I learned of a story back years ago in my undergrad program at Western Washington University, where I teach today in the Human Service Program. The story was of the ropes that farmers tied, at the first sign of blizzards, from the back porches of their ranch to their barns. Farmers all knew too well of stories where neighbors had wandered off and been frozen to death in the many white outs, having lost sight of home while still in their own back yards.
These ropes are their saving grace. It not only saved human lives, but these ropes also save their livestock, allowing farmers to get to the barn to care for their four-legged critters, and then back home safely to the warmth and safety of the home to do it all again the next day. However, I remember the lesson in the story is so much more than the safety of the farmers returning to their homes. We dissected the meaning of the ropes in another way. I remember my professor asking us to think about the ropes and all the intertwining threads that make up a thick enough rope to withstand the cold and freeze of a mid-west blizzard. These thick ropes were made of sturdy strands of thread, multiple threads, all twisted sharply together to make up one thick rope that fulfilled the job of creating the safety survival rope. We explored that rope and what it meant to us in our own lives. Who our threads were, who our ropes were?
In a time of grief, of lower spirits, of depression, isolation, who are your strands? Who holds you up and keeps you safe? Do you have people that make up that rope? Each thread of that safety rope represents an individual person in your life, someone that is a member of your tribe, a person in your life that you mean the world to, that will walk through fire for you and be there through thick and thin. They are the person that will help you through your grief. They are the one that will hold you when you cry, that will tuck you into bed and be there in the morning when you wake. They are the friend that will spoon feed you when you've not eaten in days or hold your hair when you're throwing it all back up. They are the one who will drop everything and crank up their big ol' car and get there fast, as Tracy Lawrence sings in You Find Out Who Your Friends Are, because they are your ropes.
There are the people that understand grief while others who want to run from it. We all have those friends who hush us when grief enters the room. They don't talk about it because it brings tears to the room. While others are there to hold you and let you cry as loud as you want, and they are crying right alongside you. Some will try to fix it, feed it, cure it.
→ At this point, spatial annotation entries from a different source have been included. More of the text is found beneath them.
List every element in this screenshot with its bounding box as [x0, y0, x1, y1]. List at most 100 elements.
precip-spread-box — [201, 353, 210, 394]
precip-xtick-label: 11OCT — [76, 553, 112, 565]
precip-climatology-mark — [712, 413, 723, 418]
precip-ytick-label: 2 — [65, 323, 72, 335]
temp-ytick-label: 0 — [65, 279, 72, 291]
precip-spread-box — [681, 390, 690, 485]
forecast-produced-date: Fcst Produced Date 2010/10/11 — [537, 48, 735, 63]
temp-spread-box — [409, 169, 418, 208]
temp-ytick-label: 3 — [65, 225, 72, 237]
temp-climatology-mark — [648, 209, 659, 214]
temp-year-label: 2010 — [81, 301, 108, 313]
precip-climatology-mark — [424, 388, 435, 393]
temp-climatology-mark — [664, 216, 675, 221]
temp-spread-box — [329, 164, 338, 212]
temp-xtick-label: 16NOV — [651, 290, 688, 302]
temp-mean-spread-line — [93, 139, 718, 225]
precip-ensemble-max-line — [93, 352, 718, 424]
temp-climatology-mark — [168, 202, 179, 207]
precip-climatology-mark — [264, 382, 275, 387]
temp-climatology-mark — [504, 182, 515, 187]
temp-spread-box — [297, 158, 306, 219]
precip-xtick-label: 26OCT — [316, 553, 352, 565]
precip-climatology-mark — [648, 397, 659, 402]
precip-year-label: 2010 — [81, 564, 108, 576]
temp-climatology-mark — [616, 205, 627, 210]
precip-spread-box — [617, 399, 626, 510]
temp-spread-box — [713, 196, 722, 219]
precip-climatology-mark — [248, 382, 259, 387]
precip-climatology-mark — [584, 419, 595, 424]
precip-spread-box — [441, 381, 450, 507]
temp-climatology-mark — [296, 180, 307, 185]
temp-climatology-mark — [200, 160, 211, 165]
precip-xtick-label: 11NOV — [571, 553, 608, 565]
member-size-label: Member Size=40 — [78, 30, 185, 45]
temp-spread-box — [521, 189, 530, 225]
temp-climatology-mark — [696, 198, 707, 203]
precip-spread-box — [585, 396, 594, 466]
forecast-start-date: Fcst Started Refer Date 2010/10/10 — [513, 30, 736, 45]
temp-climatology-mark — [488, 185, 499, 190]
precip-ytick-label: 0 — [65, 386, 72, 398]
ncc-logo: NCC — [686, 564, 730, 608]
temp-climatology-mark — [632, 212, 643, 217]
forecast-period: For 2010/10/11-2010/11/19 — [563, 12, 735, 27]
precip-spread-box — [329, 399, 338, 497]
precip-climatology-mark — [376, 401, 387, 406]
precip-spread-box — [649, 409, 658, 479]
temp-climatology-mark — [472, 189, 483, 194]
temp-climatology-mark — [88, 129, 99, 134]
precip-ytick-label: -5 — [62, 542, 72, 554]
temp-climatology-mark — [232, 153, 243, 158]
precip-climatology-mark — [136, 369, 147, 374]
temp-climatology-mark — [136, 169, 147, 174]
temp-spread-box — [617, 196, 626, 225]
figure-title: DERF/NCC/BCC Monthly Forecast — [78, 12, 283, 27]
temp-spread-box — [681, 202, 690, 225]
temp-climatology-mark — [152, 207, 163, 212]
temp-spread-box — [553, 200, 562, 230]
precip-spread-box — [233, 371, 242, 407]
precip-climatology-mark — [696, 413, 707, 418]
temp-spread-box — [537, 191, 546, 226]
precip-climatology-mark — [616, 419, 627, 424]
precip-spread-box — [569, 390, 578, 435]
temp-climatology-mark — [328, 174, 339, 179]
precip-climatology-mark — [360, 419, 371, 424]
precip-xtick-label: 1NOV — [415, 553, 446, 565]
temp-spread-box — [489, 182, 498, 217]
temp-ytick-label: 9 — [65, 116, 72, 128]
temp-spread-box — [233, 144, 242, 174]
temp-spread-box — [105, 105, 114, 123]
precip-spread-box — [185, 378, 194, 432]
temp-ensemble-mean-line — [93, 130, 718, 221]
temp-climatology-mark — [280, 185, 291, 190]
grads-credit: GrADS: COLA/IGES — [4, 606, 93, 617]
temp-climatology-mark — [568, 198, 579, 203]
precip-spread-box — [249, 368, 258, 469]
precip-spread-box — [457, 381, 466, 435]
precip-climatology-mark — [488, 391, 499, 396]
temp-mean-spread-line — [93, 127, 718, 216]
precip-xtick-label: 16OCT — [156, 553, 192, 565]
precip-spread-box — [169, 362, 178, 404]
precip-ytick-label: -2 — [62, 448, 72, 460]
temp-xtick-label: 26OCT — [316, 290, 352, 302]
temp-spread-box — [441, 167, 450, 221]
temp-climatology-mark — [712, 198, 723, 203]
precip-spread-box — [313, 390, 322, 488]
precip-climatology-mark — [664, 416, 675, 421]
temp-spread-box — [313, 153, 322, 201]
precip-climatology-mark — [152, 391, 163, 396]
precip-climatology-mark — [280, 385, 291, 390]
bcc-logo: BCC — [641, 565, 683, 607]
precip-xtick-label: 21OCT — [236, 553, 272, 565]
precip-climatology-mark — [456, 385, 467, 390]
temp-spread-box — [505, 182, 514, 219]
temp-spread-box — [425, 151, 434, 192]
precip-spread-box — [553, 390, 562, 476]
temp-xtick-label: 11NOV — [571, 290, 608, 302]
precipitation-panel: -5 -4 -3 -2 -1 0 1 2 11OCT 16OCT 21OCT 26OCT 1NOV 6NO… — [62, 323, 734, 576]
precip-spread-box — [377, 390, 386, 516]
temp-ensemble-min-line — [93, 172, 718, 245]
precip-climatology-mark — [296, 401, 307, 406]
We have all sizes and shapes of folks that will help with our grief, and there is space for each of them, those are the threads that make up our ropes. At the CHAN Project, we are a thread in your rope, possibly two or three threads. We are about tying a rope from your back door out to the barn so that you can find your way home again. We'll help you catch sight of your soul and survive that blizzard while letting hope float up again. Once you find your spirit and grasp your soul deep inside eventually, the storm will part for the sun to find its way back to your smile.
All CHAN Project programs are based on compassion, healing, awareness, and nurturing in mind and are non-faith based and peer-led. Therefore, we accept individuals from all faiths, backgrounds, cultures, and denominations. We base our programs around diversity and inclusivity. We believe that connection, compassion, and empathy are the roots of understanding and healing and that together we can heal ourselves and others. Our grief circles are created to support self and others, and while providing a safe place for healing within the circle itself, we are also hopeful that these circles will grow 'grief tribes' naturally where our participants form relationships that grow to support one and other when they are beyond CHAN Program doors as well. We believe that it is through building a community that we will heal our community. Through this work, we aim to nurture the spirit of all who enter our doors and blossom the souls of all we connect with. We hope that with whom we come in contact will depart in a place better than they came. And yet, that they may return anytime they feel a need.